The U.S. military has had little difficulty keeping measles out of its bunkers and bases thanks to a rigid and efficient set of immunization policies. The armed forces have been virtually measles-free for the past seven years, despite recent resurgences in some parts of the U.S. of the highly contagious infection and others like mumps and pertussis. Since 2008, there have been just three confirmed cases of measles among the military’s 9.5 million service members and their families, according to the Military Times.
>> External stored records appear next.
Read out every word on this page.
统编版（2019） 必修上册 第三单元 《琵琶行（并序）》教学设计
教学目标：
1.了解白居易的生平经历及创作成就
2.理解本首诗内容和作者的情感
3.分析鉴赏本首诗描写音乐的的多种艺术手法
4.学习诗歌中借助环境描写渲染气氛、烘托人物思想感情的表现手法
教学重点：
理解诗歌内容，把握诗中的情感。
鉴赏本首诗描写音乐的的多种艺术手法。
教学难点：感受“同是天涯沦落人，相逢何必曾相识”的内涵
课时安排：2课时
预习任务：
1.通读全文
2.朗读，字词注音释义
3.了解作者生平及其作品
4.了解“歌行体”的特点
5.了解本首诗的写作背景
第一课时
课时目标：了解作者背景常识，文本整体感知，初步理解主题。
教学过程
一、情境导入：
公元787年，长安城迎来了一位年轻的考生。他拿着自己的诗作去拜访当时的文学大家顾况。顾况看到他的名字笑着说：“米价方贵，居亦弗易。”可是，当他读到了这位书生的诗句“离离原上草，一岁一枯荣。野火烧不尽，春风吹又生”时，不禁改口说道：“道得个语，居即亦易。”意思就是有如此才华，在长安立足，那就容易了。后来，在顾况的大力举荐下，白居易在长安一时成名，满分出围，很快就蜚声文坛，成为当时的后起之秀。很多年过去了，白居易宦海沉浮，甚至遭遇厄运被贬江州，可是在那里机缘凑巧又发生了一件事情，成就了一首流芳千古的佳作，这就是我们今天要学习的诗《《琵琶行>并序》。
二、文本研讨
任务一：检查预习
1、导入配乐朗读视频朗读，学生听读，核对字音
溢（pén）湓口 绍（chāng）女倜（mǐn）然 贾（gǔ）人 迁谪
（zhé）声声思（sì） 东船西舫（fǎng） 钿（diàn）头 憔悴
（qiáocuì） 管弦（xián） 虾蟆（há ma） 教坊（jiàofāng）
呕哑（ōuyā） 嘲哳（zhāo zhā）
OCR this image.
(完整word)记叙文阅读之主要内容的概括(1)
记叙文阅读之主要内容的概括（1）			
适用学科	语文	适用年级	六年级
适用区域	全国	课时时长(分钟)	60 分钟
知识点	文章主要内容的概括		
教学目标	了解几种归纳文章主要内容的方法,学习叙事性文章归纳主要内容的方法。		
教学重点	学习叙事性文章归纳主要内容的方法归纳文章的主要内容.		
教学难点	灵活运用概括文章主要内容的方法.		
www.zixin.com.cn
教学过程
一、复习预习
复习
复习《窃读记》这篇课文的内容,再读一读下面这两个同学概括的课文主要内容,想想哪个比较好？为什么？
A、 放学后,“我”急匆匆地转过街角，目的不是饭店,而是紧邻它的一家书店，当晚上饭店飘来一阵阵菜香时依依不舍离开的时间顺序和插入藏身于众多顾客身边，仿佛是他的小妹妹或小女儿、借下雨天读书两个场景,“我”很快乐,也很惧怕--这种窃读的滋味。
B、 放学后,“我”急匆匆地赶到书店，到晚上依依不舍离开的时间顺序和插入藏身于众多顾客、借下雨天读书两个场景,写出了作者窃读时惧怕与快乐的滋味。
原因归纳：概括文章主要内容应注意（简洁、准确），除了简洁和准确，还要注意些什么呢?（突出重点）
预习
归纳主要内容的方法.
U.S. military members have remained largely insulated from measles in part because, unlike in the civilian world, obtaining a vaccination exemption as a service member is no easy feat. Those wishing to receive a medical exemption must show proof from a health physician that their condition prevents them from being vaccinated. Personal belief exemptions are pored over by a board of commanders, chaplains and medical personnel, the Military Times reported. For parents in the outside world, obtaining personal belief exemptions for their children can be as easy as checking a box on a form.  

An often passionate debate has been growing in the U.S. in light of the ongoing measles outbreak that began in California and has spread to more than a dozen other states over whether states should require children to be vaccinated before they can enter school. Some parents have said they think vaccinations should be a choice, whereas health officials have maintained that vaccines were the reason diseases like measles were essentially eradicated in the first place.  

Federal health officials have set a target immunization rate of above 95 percent to avoid widespread outbreaks, but many states have fallen well below that in recent years as more parents have chosen not to vaccinate their children. In 2014, 28 states and thousands of schools dipped below the federal recommendation, according to USA Today. Over the past 15 years, the U.S. has seen nearly 2,000 cases of measles, a third of which were in 2014.

Health officials have confirmed 119 cases of measles linked to an outbreak at Disneyland that began in January. Lab tests showed that the measles virus likely came from the Philippines.